Lil E and I always stay at the same place when we visit my brother and his family. It's a few short miles away from their home, with a stretch of chain restaurants and big-box stores in between. It is a suite-style hotel and there's room enough for E to sleep while I stay up to commune with the Real Housewives. There's a pool and an adequate continental breakfast and it's all within budget.
This gives us the space we need to be together (with family) all day and together (alone) in the evenings. We take breaks for naps. We swim. We meet up when the kids are awake and in a good mood.
On that turf, we captured my nephew J for a day while my brother and his wife worked. We dubbed it Camp Cousins and it included swim time and Target shopping workshop and a dollar store adventure trip and crafts with cheapy dollar-store crayons. We sweltered in thousand-degree heat at a park set dead-center in a field of dried-out grass, just like every camper should. We sang silly songs. We ate lunch at Panera (so not-camp, but as close as we could get in a strip mall). It was as camp as camp can be with kids in carseats and one counselor who is past her God's-eye weaving prime.
The real counselor of Camp Cousins was Lil E. Every time he flinched or did his best impression of a bodily function or climbed anything or jumped off anywhere or said anything remotely silly, J was there, less than half his size, doing everything he could to duplicate each detail.

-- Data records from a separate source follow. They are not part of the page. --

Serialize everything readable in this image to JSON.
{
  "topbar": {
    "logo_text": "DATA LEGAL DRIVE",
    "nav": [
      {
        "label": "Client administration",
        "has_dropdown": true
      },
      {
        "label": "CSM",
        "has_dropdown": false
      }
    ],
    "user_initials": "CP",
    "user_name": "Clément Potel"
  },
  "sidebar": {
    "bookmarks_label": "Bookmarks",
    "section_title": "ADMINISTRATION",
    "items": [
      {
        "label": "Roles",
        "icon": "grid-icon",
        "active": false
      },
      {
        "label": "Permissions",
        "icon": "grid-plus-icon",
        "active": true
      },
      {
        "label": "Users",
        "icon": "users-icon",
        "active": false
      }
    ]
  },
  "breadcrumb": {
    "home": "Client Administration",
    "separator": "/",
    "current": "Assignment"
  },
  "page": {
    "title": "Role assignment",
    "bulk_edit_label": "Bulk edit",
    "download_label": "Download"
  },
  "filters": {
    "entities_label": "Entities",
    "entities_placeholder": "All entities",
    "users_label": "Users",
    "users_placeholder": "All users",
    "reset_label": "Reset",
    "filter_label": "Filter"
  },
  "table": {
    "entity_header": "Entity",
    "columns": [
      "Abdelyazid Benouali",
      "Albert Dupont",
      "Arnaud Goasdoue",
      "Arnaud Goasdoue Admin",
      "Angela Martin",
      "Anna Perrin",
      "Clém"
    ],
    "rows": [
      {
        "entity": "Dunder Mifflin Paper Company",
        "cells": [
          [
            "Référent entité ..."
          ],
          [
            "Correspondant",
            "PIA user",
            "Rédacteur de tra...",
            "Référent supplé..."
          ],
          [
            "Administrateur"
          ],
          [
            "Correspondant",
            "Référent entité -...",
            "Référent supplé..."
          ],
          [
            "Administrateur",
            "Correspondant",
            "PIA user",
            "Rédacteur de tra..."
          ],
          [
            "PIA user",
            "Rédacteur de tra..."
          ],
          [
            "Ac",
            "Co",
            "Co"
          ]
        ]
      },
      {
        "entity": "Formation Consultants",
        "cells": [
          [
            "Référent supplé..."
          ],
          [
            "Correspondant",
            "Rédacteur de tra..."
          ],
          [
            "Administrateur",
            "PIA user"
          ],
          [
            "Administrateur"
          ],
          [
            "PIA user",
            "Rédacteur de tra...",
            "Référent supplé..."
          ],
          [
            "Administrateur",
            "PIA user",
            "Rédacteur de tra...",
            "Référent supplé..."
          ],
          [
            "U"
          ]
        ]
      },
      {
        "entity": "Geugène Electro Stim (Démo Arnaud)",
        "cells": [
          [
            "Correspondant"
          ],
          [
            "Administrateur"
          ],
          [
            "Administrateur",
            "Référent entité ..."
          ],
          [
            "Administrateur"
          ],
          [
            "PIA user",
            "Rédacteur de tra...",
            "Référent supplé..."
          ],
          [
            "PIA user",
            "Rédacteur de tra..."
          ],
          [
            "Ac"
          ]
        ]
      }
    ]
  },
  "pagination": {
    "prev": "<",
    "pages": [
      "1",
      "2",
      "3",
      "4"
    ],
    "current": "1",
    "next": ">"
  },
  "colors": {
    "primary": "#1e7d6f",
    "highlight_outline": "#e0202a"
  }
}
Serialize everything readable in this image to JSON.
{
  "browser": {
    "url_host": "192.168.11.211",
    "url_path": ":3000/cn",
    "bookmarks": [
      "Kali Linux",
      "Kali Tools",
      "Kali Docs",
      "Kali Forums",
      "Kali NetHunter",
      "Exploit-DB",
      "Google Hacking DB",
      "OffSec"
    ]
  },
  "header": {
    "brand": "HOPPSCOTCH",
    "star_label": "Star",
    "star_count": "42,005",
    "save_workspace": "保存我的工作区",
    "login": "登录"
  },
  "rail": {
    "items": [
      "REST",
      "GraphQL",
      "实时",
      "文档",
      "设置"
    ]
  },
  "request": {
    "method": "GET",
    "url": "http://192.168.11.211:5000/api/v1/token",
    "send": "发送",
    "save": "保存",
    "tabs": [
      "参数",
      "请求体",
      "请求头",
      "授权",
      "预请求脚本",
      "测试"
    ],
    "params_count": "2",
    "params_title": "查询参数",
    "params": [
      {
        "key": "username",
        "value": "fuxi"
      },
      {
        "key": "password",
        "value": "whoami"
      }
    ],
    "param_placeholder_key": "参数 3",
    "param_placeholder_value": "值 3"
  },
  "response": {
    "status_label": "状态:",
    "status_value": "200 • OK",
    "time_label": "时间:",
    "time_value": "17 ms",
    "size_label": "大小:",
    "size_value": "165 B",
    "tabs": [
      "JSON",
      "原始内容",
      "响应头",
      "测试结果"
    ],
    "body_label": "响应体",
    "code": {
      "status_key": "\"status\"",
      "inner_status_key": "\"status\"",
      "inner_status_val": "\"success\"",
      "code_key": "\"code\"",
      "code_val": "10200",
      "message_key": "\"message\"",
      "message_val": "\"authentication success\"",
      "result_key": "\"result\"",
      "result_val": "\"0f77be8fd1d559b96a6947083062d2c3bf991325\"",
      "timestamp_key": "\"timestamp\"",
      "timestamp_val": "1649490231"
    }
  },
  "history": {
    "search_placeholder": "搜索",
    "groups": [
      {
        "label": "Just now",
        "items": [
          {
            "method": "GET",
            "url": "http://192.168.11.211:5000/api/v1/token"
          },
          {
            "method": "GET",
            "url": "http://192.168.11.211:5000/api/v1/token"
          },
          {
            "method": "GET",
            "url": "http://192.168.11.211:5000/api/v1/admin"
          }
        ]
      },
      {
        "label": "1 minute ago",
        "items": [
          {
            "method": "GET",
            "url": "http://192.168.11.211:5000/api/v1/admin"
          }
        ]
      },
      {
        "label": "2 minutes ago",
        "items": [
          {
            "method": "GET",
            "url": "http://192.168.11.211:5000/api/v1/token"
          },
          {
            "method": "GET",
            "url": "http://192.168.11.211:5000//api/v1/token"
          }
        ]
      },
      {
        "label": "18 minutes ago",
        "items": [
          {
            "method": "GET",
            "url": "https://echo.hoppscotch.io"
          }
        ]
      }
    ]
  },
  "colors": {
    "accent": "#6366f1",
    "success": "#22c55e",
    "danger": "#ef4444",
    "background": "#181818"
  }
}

It's good for both of them, this brotherly way of being. For now, they are each only children, boys used to being in rooms of adults. That makes it a stretch -- a good, gentle stretch -- to hold hands, play, laugh at and with each other. It's good for E to be out of the place of jealousy for this new baby being soaking up all the attention in the room. It's good for him to look out for another person a bit. And I imagine it's good for J to learn all those things boys need to learn from each other -- how to make disgusting noises with your mouth and hand and use kitchen gadgets as weapons and the intricacies of Lego Star Wars.
For me, it's good, too. It's a new connection with my brother, it's a new identity as an aunt, it's an unfolding of our family, which can be insular. Plus, I just love seeing those two kiddos hold hands.